OpenFST - A package for manipulating weighted finite state automata. These are often used to represented a probablistic model. They are used to model text for speech recognition, OCR error correction, machine translation, and a variety of other tasks. The library was developed by contributors from Google Research and NYU. It is a C++ library that is meant to be fast and scalable.

NTLK - The natural language toolkit is a tool for teaching and researching classification, clustering, speech tagging and parsing, and more. It contains a set of tutorials and data sets for experimentation. It is written by Steven Bird, from the University of Melbourne.

Opinion Finder - A system that performs subjectivity analysis, automatically identifying when opinions, sentiments, speculations and other private states are present in text. Specifically, OpinionFinder aims to identify subjective sentences and to mark various aspects of the subjectivity in these sentences, including the source (holder) of the subjectivity and words that are included in phrases expressing positive or negative sentiments.

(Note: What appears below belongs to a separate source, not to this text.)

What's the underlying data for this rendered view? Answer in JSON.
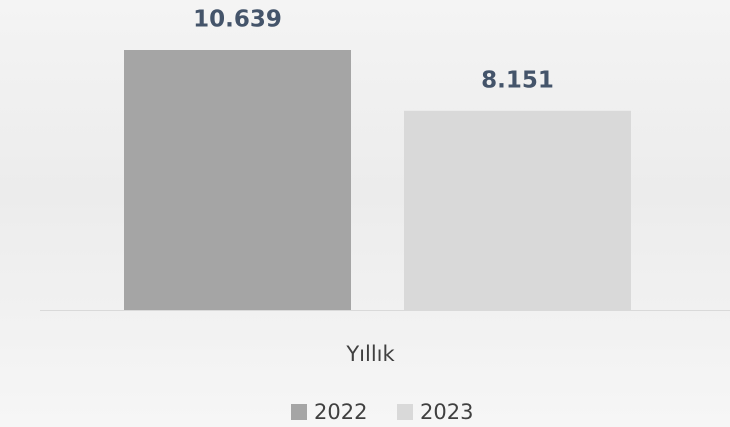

Tawlk/osae - A python library for sentiment classification on social text. The end-goal is to have a simple library that "just works". It should have an easy barrier to entry and be thoroughly documented. We have acheived best accuracy using stopwords filtering with tweets collected on negwords.txt and poswords.txt

GATE - GATE is over 15 years old and is in active use for all types of computational task involving human language. GATE excels at text analysis of all shapes and sizes. From large corporations to small startups, from €multi-million research consortia to undergraduate projects, our user community is the largest and most diverse of any system of this type, and is spread across all but one of the continents1.

textir - A suite of tools for text and sentiment mining. This includes the ‘mnlm’ function, for sparse multinomial logistic regression, ‘pls’, a concise partial least squares routine, and the ‘topics’ function, for efficient estimation and dimension selection in latent topic models.

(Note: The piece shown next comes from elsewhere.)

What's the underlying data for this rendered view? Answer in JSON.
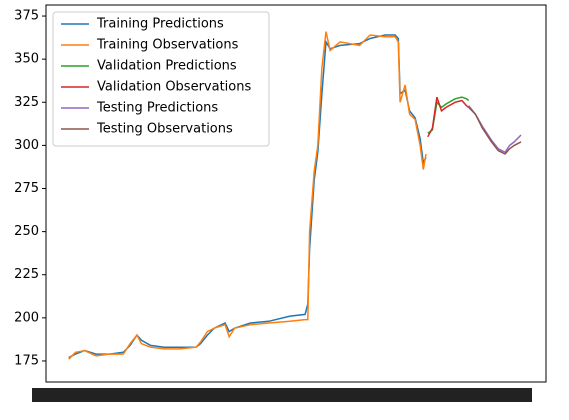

NLP Toolsuite - The JULIE Lab here offers a comprehensive NLP tool suite for the application purposes of semantic search, information extraction and text mining. Most of our continuously expanding tool suite is based on machine learning methods and thus is domain- and language independent.

...

On a side note: Would you recommend the twitter streaming or the get API?

As to me, I am a fan of python and java ;)

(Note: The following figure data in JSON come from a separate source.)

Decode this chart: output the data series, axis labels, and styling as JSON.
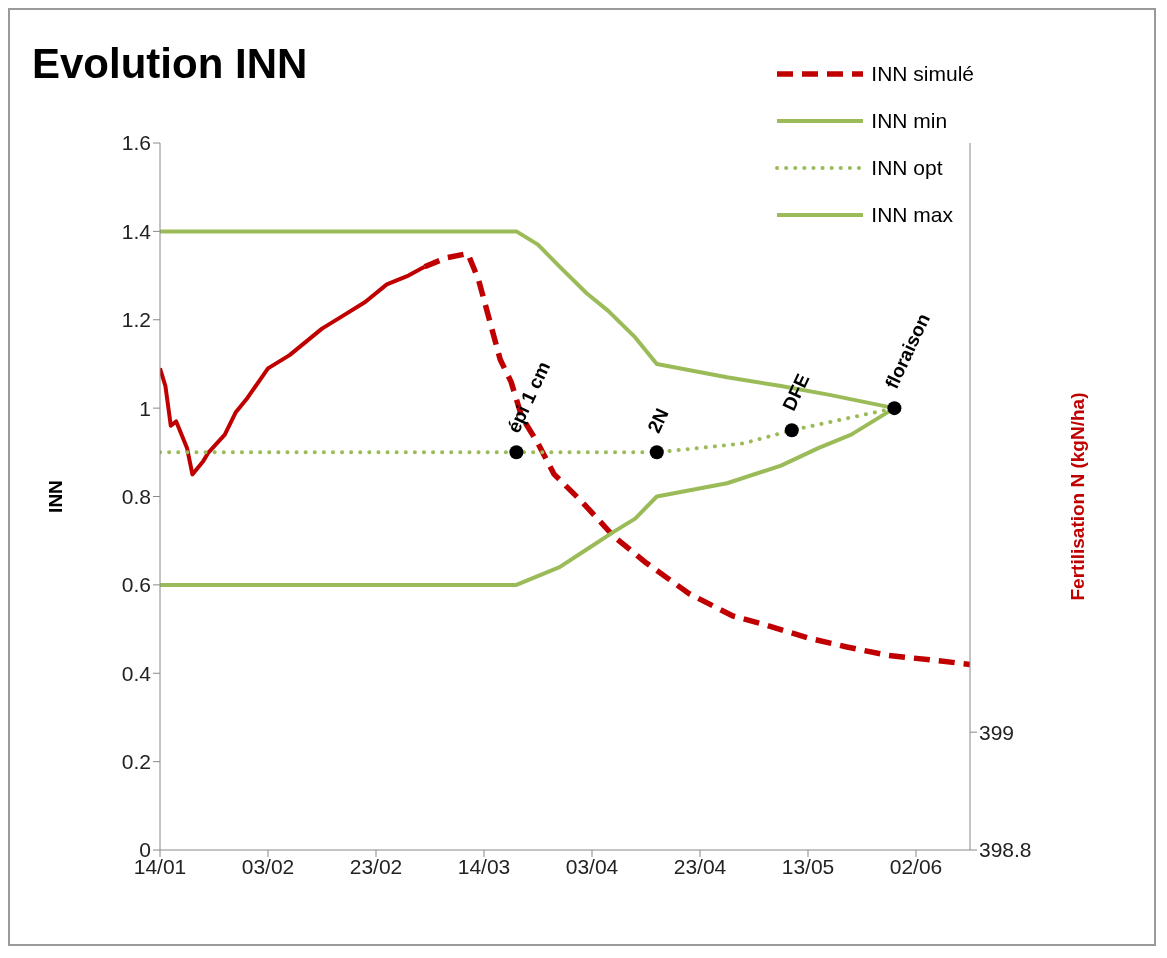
{
  "chart_data": {
    "type": "line",
    "title": "Evolution INN",
    "ylabel": "INN",
    "y2label": "Fertilisation N (kgN/ha)",
    "xlim": [
      "--01-14",
      "--06-12"
    ],
    "xticks": [
      {
        "value": "--01-14",
        "label": "14/01"
      },
      {
        "value": "--02-03",
        "label": "03/02"
      },
      {
        "value": "--02-23",
        "label": "23/02"
      },
      {
        "value": "--03-14",
        "label": "14/03"
      },
      {
        "value": "--04-03",
        "label": "03/04"
      },
      {
        "value": "--04-23",
        "label": "23/04"
      },
      {
        "value": "--05-13",
        "label": "13/05"
      },
      {
        "value": "--06-02",
        "label": "02/06"
      }
    ],
    "ylim": [
      0,
      1.6
    ],
    "yticks": [
      0,
      0.2,
      0.4,
      0.6,
      0.8,
      1,
      1.2,
      1.4,
      1.6
    ],
    "y2lim": [
      398.8,
      400
    ],
    "y2ticks": [
      398.8,
      399
    ],
    "legend": "top right",
    "grid": false,
    "marker": "none",
    "series": [
      {
        "name": "INN simulé",
        "color": "#c00000",
        "line_style": "dashed",
        "x": [
          "--03-03",
          "--03-07",
          "--03-11",
          "--03-13",
          "--03-15",
          "--03-17",
          "--03-19",
          "--03-21",
          "--03-24",
          "--03-27",
          "--04-01",
          "--04-07",
          "--04-13",
          "--04-21",
          "--04-29",
          "--05-05",
          "--05-13",
          "--05-20",
          "--05-28",
          "--06-05",
          "--06-12"
        ],
        "values": [
          1.32,
          1.34,
          1.35,
          1.29,
          1.2,
          1.11,
          1.06,
          0.98,
          0.92,
          0.85,
          0.79,
          0.71,
          0.65,
          0.58,
          0.53,
          0.51,
          0.48,
          0.46,
          0.44,
          0.43,
          0.42
        ]
      },
      {
        "color": "#c00000",
        "line_style": "solid",
        "x": [
          "--01-14",
          "--01-15",
          "--01-16",
          "--01-17",
          "--01-18",
          "--01-19",
          "--01-20",
          "--01-22",
          "--01-23",
          "--01-26",
          "--01-28",
          "--01-30",
          "--02-03",
          "--02-07",
          "--02-10",
          "--02-13",
          "--02-17",
          "--02-21",
          "--02-25",
          "--02-29",
          "--03-03"
        ],
        "values": [
          1.09,
          1.05,
          0.96,
          0.97,
          0.94,
          0.91,
          0.85,
          0.88,
          0.9,
          0.94,
          0.99,
          1.02,
          1.09,
          1.12,
          1.15,
          1.18,
          1.21,
          1.24,
          1.28,
          1.3,
          1.32
        ]
      },
      {
        "name": "INN min",
        "color": "#9bbb59",
        "line_style": "solid",
        "x": [
          "--01-14",
          "--03-20",
          "--03-28",
          "--04-02",
          "--04-07",
          "--04-11",
          "--04-15",
          "--04-28",
          "--05-08",
          "--05-15",
          "--05-21",
          "--05-29"
        ],
        "values": [
          0.6,
          0.6,
          0.64,
          0.68,
          0.72,
          0.75,
          0.8,
          0.83,
          0.87,
          0.91,
          0.94,
          1
        ]
      },
      {
        "name": "INN opt",
        "color": "#9bbb59",
        "line_style": "dotted",
        "x": [
          "--01-14",
          "--04-15",
          "--05-01",
          "--05-10",
          "--05-29"
        ],
        "values": [
          0.9,
          0.9,
          0.92,
          0.95,
          1
        ]
      },
      {
        "name": "INN max",
        "color": "#9bbb59",
        "line_style": "solid",
        "x": [
          "--01-14",
          "--03-20",
          "--03-24",
          "--03-28",
          "--04-02",
          "--04-06",
          "--04-11",
          "--04-15",
          "--04-28",
          "--05-08",
          "--05-17",
          "--05-29"
        ],
        "values": [
          1.4,
          1.4,
          1.37,
          1.32,
          1.26,
          1.22,
          1.16,
          1.1,
          1.07,
          1.05,
          1.03,
          1
        ]
      },
      {
        "type": "scatter",
        "marker": "circle",
        "color": "#000000",
        "x": [
          "--03-20",
          "--04-15",
          "--05-10",
          "--05-29"
        ],
        "values": [
          0.9,
          0.9,
          0.95,
          1
        ]
      }
    ],
    "annotations": [
      {
        "text": "épi 1 cm",
        "x": "--03-20",
        "y": 0.9
      },
      {
        "text": "2N",
        "x": "--04-15",
        "y": 0.9
      },
      {
        "text": "DFE",
        "x": "--05-10",
        "y": 0.95
      },
      {
        "text": "floraison",
        "x": "--05-29",
        "y": 1
      }
    ]
  }
}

Thanks a lot for your help!!!

Answer

Paul W picture Paul W · Sep 7, 2012

I'm not sure how much I can help, but I have worked with hand-rolled NLP before. A couple of issues come to mind - not all products are language agnostic (human language that is, not computer language). If you're planning on analysing German tweets, it's going to be important that your selected product is able to handle the German language. Obvious I know, but easy to forget. Then there's the fact that it's twitter where contractions and acronyms abound, and the language structure is constrained by the character limit which means that the grammar won't always match the expected structure of the language.

In English, pulling nouns from a sentence can be simplified somewhat if you ever have to write code of your own. Proper nouns have initial capitals and a string of such words (possibly including "of") is an example of a noun phrase. A word preceeded by "a/an/my/his/hers/the/this/these/those" is going to be either an adjective or a noun. It gets harder after that unfortunately.

There are rules which help identify plurals, but there are also lots of exceptions. I'm talking about English here of course, my very poor spoken German doesn't help me understand that grammar I'm afraid.